Ralph Kollinger: Der Slogan bei uns in der Kollinger-Gruppe heißt schon seit zwei Jahren: Mobilität für Südbaden. Das bedeutet, wir verstehen uns als Mobilitätsdienstleister. Das heißt, bei uns kann man klassisch Autos kaufen, finanzieren oder leasen, in der herkömmlichen Form. Wir haben Neuwagen und Gebrauchtwagen, alles wie gehabt. Wir können aber auch individuelle Angebote machen. Bei uns kann man auch Fahrzeuge mieten oder abonnieren. Dies alles verschmilzt immer mehr ineinander. Grundsätzlich ist alles dynamisch. Wir müssen als Dienstleister ebenfalls dynamisch sein.

Was hat sich denn beim „Heiligs Blechle“ in den Ansprüchen der Kunden vor allem geändert?

Ralph Kollinger: Die überwiegende Zahl der Leute, wenn sie nicht gerade in Metropolen leben, braucht nach wie vor ein Auto. Früher war vielleicht mehr die PS-Zahl und die Chrom-Auspuffe wichtig und heute eher der digitale Komfort. Wenn man sich heute in einen modernen Volvo setzt – kaum einer hat so ein Wohnzimmer, etwa wenn jemand Musik genießen will. Da musst du dich schon strecken, das zu Hause auch so zu haben.

Wie sehr hat die Branche und auch die Händler die Corona-Krise getroffen?

Ralph Kollinger: Die Branche gesamt, wenn man es weltweit sieht, hat das brachial getroffen. Denn wir sind eine Branche der Lieferketten, wo alles von irgendwo her kommt. Wenn das nicht mehr funktioniert, weil,Grenzen geschlossen sind, ist dieses sensible System am Abgrund. 

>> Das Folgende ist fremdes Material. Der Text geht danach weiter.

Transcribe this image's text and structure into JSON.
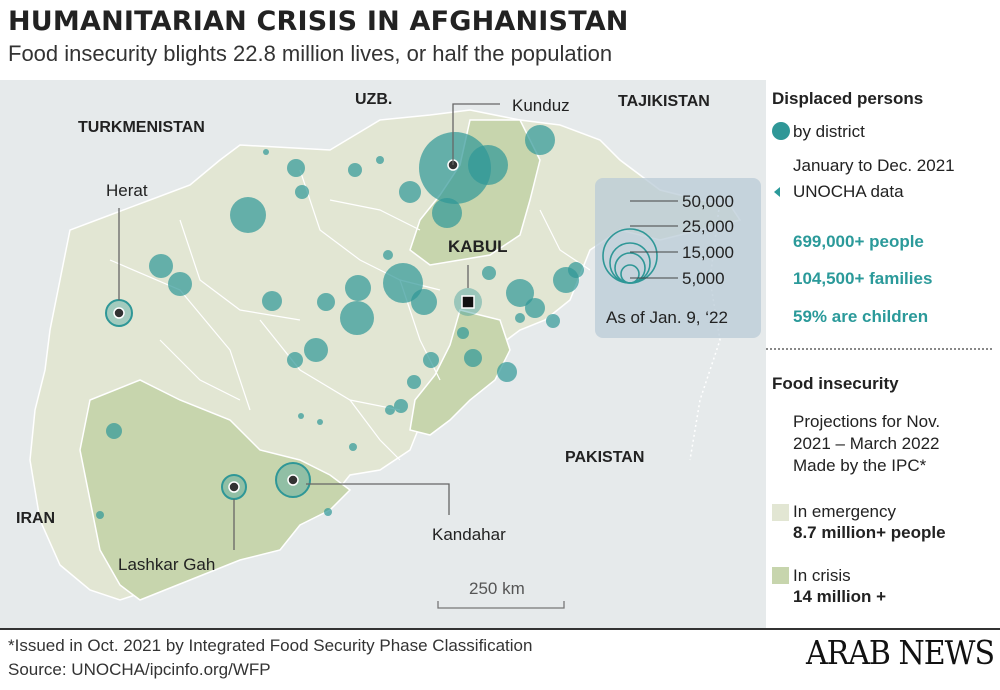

Und wie ist das für Sie selbst?

Ralph Kollinger: Für uns war sehr traurig, dass die Kunden aus der Schweiz und Frankreich nicht mehr kommen durften. Was uns und der Branche extrem weh getan hat, war die temporäre Schließung der Zulassungsstellen. Wir selbst als Kollinger-Gruppe haben bis heute keinen einzigen Mitarbeiter keinen Tag lang in Kurzarbeit gehabt. Da gab es einen tollen Schulterschluss.